Au niveau de l’entreprise, la charge salariale va diminuer parce que le travailleur qui demande à partir de la fonction publique ou privée, on ne peut pas lui payer tout ce qu’on lui doit. S’il était présent au poste, il connaîtra des avancements, des rappels, les cotisations pour sa retraite… Tout ça constitue des charges que l’entreprise devrait supporter. Donc, les départ créent moins de charges à l’entreprise. C’est l’entreprise qui gagne car, il y aura moins d’effectifs et de salaires à payer désormais.
Par communiqué, une société étatique encourage certains de ses employés à faire le départ volontaire. Que pensez-vous de cela ?

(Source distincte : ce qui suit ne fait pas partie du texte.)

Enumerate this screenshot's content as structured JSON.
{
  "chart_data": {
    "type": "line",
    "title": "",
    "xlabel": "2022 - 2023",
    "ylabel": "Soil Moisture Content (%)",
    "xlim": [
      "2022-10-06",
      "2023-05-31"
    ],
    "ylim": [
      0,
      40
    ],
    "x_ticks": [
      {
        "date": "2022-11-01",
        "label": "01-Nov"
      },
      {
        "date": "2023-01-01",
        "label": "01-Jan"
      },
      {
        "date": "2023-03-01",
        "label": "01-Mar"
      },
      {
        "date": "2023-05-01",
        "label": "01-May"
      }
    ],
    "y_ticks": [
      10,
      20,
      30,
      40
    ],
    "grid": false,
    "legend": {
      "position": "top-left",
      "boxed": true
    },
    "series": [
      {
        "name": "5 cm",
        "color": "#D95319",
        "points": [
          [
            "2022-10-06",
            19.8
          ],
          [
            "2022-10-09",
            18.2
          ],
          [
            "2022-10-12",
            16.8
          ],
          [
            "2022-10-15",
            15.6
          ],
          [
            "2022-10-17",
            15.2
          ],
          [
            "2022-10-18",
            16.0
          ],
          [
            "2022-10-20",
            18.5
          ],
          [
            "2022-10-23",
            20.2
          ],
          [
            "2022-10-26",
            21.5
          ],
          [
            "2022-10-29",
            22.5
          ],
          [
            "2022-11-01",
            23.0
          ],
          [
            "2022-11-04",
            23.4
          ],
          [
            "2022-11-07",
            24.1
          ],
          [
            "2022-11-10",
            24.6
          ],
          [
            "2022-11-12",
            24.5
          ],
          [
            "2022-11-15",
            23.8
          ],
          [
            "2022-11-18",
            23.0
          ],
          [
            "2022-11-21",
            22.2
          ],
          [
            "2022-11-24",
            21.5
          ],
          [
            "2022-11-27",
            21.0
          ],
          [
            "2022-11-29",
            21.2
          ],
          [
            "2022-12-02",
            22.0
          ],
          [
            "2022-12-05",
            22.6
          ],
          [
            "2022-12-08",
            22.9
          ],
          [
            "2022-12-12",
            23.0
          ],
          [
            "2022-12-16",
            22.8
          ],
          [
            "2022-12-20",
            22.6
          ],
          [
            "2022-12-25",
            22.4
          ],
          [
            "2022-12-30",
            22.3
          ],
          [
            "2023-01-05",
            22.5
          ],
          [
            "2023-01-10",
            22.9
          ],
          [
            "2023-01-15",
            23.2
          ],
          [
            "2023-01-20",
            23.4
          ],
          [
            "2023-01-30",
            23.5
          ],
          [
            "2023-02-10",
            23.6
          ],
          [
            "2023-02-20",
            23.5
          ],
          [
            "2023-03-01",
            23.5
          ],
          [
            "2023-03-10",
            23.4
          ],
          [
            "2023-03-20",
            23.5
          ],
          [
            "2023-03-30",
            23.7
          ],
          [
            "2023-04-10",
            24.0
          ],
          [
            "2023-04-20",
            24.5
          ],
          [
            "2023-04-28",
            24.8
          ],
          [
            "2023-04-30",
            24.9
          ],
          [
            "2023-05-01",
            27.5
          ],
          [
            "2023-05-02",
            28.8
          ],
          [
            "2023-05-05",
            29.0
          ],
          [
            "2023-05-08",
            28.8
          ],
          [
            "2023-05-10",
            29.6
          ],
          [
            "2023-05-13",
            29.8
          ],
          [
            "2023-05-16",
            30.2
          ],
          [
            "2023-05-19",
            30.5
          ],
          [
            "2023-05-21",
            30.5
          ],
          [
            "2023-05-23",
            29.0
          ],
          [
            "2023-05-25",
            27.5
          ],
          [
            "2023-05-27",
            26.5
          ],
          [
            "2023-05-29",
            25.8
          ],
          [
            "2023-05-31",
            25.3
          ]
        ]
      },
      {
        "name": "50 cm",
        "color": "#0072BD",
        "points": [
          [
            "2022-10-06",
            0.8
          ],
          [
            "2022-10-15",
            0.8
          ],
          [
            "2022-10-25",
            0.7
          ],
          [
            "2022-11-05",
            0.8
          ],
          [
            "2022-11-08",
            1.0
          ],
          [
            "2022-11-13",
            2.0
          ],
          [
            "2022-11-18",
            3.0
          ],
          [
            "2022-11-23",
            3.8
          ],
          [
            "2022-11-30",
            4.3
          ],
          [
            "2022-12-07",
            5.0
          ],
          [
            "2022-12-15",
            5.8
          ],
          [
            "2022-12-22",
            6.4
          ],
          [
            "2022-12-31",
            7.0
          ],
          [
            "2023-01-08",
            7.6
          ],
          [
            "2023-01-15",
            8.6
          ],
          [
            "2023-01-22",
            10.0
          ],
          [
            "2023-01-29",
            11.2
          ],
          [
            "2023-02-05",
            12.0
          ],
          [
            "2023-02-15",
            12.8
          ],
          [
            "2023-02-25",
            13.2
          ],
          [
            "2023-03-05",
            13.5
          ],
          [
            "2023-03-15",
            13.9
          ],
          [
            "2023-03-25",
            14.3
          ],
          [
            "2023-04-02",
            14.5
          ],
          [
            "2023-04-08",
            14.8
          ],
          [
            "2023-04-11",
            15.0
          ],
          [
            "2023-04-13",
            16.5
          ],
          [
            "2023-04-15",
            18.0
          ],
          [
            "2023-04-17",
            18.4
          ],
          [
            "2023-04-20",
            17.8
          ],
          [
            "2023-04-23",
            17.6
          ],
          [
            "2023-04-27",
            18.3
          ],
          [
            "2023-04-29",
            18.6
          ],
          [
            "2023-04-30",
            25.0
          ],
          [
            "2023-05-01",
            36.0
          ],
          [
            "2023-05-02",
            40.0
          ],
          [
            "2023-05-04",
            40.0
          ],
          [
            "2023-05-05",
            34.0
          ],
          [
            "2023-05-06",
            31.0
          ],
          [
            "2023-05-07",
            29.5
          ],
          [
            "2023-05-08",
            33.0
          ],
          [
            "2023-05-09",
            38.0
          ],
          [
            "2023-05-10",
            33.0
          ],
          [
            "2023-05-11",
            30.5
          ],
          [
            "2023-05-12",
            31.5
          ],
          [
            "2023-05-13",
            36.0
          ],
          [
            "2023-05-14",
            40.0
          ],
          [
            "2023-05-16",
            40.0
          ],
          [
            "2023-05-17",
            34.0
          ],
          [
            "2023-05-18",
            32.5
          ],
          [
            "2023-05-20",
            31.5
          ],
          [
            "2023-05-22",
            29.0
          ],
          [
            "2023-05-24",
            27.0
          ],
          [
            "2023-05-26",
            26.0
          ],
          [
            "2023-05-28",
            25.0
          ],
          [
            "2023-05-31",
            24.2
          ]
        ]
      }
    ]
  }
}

Cette situation n’est pas anodine. Tout le temps, le gouvernement de la Rupture parle de réformes. Malheureusement, ces réformes, unilatéralement pensées par le gouvernement sans les représentants des travailleurs ni des employeurs, ont beaucoup d’inconvénients dont la réduction du personnel. La charte nationale du dialogue social signée le 30 juillet 2016 avec le gouvernement et abrogée unilatéralement exige la consultation syndicale pour tout projet de réformes, tant dans leur conception que dans leur mise en œuvre. Mais cela ne s’est jamais passé. Si cette société étatique encourage ses agents à partir volontairement de la fonction publique, ce sont les effets des réformes. Car, l’Etat veut réduire à tout prix la masse salariale de la classe ouvrière alors qu’on n’a pas pensé aux sacrificies au niveau des hommes politiques dont les salaires ont connu une augmentation extraordinaire. Depuis que ce communiqué a été rendu public, lorsqu’un agent accuse une minute de retard, on lui adresse une demande d’explication. C’est une stratégie pour réduire l’effectif du personnel de cette société. L’appel que nous avons à lancer à l’endroit des agents de cette société est de tout faire pour qu’on ne leur trouve pas de failles. Qu’ils fassent donc leur travail comme il se doit.